The Court of Justice of the European Union (EUCJ) is seen as “a highly successful venue in which to seek policy change and many organized interest have long cultivated strategies for targeting it, albeit with varied success” (McCown 2009: 89). While there are hardly any studies concerning choices of combination of lobbying or/and litigation strategies by interest groups in the EU, it is hypothesized that litigation strategies are likely to be pursued by narrowly focused and well resource-endowed interest groups in a situation when the EU fails to produce legislation (Bouwen & McCown 2007). Litigation may empower individuals and groups who are often disadvantaged in their own systems (Cichowski 2007: 6).

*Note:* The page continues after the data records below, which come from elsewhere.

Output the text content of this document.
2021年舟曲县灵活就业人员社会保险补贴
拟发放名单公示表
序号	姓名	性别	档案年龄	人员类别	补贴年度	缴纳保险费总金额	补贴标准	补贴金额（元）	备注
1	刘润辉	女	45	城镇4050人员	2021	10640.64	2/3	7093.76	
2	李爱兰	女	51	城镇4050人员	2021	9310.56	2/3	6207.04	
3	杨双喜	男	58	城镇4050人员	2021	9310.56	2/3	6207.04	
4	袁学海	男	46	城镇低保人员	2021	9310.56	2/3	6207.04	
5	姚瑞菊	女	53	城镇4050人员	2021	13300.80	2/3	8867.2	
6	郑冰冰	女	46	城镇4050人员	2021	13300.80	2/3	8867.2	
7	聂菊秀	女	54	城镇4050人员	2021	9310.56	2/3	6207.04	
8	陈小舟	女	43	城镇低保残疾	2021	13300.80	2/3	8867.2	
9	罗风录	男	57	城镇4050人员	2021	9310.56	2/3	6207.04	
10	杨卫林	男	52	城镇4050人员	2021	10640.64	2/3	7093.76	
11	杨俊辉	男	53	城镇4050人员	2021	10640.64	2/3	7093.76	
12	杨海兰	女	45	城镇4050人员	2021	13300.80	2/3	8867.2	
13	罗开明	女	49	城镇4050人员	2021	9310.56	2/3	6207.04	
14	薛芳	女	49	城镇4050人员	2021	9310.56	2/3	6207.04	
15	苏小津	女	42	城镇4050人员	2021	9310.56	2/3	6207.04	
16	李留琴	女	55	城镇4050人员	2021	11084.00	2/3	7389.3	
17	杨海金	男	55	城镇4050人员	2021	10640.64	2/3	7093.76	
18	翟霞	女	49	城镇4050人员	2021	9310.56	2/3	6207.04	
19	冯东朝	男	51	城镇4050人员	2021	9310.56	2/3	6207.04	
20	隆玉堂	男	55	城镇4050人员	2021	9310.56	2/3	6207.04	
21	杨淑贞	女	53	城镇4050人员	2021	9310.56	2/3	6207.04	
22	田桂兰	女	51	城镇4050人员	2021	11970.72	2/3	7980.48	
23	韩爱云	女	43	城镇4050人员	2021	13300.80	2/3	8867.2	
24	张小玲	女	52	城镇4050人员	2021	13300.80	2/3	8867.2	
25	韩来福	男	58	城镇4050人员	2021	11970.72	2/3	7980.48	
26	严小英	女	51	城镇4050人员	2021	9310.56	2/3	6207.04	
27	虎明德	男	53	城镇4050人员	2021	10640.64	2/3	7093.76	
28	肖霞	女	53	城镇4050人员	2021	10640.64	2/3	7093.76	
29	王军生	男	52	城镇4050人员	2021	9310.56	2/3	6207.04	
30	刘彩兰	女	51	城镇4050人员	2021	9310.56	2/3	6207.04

On the one hand, judicial rulings “may create new rights for individuals or groups that can enable direct access or be utilized by movement activists to make subsequent claims through litigation”; on the other, the EUCJ decisions “may change the rules and procedures in a way that makes the policy process a more open to a particular group” (Cichowski 2007: 11). The EUCJ in its turn benefits from litigation as the clarification and construction of new EU rules is instrumental in strengthening the Court’s position in EU rulemaking (Cichowski 2007). Organised interests use the EUCJ preliminary reference mechanism to challenge national legislation and practices with which they do not agree (McCown 2009: 93). Litigation strategies are often reinforced by lobbying efforts in which groups provide technical expertise to rule-makers, frame policy issues and raise the awareness among new potential litigants (McCown 2009; Cichowski 2007; Bouwen & McCown 2007).